En la penúltima ronda, Isabella lanzó un strike. Nick la levantó en un abrazo repentino. La giró una vez, rieron, y cuando la bajó… se quedaron frente a frente.

Respiraban agitados. Los ojos entrelazados. Sus rostros tan cerca que los labios casi se tocaban. La electricidad era innegable.

Alessa, al otro lado, sonreía expectante en espera del beso. Charly, con la guardia ahora más baja, se mantenía junto a Alessa observando la escena.

Isabella se sonrojó, retrocedió un paso y se acomodó el cabello con torpeza.

—Vamos, chicos, todavía queda una ronda —dijo Charly, cortando el momento.

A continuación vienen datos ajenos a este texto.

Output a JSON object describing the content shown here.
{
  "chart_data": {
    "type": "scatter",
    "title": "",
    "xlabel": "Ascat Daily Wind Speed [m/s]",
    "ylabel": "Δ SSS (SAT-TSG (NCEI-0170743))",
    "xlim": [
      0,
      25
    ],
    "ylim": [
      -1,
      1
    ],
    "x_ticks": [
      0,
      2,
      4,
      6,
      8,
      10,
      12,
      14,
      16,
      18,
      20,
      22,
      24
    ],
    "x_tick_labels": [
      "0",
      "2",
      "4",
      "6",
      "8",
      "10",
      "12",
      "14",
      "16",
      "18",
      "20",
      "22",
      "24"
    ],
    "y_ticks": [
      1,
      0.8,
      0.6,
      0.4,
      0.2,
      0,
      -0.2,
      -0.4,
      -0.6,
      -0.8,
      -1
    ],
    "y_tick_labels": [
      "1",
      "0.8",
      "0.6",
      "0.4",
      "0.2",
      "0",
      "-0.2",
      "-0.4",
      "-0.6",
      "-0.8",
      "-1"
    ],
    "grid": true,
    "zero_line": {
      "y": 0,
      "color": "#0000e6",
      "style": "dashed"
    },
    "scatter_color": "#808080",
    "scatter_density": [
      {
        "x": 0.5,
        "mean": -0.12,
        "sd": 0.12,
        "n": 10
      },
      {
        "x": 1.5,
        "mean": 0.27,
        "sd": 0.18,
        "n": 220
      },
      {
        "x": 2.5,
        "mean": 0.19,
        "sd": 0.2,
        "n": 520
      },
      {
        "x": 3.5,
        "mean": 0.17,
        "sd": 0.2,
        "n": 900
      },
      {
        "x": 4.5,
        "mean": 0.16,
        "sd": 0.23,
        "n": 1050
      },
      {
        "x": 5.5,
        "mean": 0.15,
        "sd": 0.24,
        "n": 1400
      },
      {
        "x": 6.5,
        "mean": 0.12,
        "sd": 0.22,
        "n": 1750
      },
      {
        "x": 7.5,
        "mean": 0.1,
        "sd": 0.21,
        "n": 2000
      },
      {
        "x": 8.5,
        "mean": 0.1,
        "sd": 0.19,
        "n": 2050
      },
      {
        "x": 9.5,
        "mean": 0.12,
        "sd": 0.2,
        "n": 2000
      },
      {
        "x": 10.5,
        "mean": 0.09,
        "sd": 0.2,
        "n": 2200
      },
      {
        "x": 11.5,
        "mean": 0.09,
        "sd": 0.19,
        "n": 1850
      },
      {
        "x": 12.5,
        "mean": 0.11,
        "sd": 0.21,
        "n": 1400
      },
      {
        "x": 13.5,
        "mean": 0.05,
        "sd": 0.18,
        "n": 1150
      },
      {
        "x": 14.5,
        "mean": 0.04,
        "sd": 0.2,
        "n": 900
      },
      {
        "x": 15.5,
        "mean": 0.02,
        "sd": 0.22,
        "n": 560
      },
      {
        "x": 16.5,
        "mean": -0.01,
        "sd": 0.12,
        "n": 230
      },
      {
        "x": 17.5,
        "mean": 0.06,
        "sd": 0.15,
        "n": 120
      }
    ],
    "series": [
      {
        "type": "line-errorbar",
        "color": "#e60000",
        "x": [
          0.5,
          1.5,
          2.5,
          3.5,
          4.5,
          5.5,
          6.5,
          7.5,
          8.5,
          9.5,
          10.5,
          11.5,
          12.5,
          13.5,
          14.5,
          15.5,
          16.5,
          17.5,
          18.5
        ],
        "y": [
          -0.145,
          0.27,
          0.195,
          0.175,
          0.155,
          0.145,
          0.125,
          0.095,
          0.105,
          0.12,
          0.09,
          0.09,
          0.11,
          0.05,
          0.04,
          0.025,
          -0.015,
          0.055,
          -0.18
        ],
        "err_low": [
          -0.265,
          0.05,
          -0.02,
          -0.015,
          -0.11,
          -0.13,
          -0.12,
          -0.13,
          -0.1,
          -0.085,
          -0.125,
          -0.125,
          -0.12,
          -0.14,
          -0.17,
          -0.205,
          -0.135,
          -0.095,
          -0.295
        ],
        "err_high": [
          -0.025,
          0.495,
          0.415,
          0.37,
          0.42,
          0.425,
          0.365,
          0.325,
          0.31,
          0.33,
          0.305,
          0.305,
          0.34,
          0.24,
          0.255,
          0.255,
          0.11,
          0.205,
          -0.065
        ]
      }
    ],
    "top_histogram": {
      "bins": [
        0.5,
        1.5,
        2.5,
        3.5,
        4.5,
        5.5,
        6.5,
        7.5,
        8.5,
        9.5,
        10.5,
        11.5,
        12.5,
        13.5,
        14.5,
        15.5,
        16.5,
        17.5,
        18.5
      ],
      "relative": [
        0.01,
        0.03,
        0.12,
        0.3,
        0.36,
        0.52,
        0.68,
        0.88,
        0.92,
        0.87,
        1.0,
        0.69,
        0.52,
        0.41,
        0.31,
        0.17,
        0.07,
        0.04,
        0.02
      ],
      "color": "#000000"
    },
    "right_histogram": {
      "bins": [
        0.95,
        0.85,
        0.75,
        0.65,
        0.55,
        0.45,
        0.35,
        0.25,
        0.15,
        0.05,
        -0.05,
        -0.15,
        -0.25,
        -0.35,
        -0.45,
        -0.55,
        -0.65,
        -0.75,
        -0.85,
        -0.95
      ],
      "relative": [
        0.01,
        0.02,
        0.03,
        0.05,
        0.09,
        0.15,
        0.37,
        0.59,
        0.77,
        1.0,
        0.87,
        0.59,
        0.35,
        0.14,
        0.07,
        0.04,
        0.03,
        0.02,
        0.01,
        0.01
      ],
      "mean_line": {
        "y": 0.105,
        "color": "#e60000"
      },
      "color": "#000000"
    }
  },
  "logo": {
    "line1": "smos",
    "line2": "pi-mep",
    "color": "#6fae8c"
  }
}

Nick sonrió sin decir nada y lanzó su bola. Un tiro limpio: el equipo de la reina de hielo ganaba.

Finalmente regresaron a la realidad. Los autos se estacionaron frente a la mansión iluminada. Charly bajó del auto de Isabella, rodeó el vehículo para despertar a Alessa, que dormía recostada contra el vidrio.

Nick detuvo su coche y se bajó para abrirle la puerta a Isabella.

—Gracias por venir al juego —dijo, con voz más suave que nunca.

—Gracias por el día tan maravilloso.

Ella se alzó de puntillas y le dio un beso en la mejilla. Un beso que duró lo justo para descolocarlo y dejarlo queriendo más.

Isabella se reunió con los suyos y entró a la mansión. Desde la vereda, Nick levantó la mano despidiéndose, con esa sonrisa torcida que ya comenzaba a colarse en su alma.

Y esa noche, desde las sombras de un vehículo estacionado a metros… alguien más seguiría observando.

Después de esa noche, las semanas avanzaban como un torbellino. La primavera hacía que todo se viera con más brillo, con paisajes coloridos y llenos de vida. Habían pasado tres meses desde aquella primera salida tras el partido de baloncesto, y desde entonces, Isabella y Nick parecían haberse convertido en inseparables.

No estaban solos: Charly, con su humor punzante; Daniel, siempre elegante, alocado y atento; y Alessa, con su chispa encantadora, se habían vuelto parte de una especie de pequeña familia improvisada.

Salían a pasear por la ciudad, reían hasta las lágrimas en los pasillos de la universidad, discutían de música, libros y conspiraciones en las cafeterías cercanas. Habían ido a patinar sobre hielo en el Vine, y aunque Nick terminó con un golpe en la cadera y Charly con un moretón en el orgullo, fue uno de esos días que se quedan tatuados en la memoria.

Isabella aún no lo decía en voz alta, pero en su mirada había una certeza que se le escapaba en cada sonrisa cuando lo veía llegar: Nick se había convertido en parte de su mundo, sin pedir permiso, sin dar explicaciones. Y muy pronto, esa presencia se convertiría en el peso de la ausencia.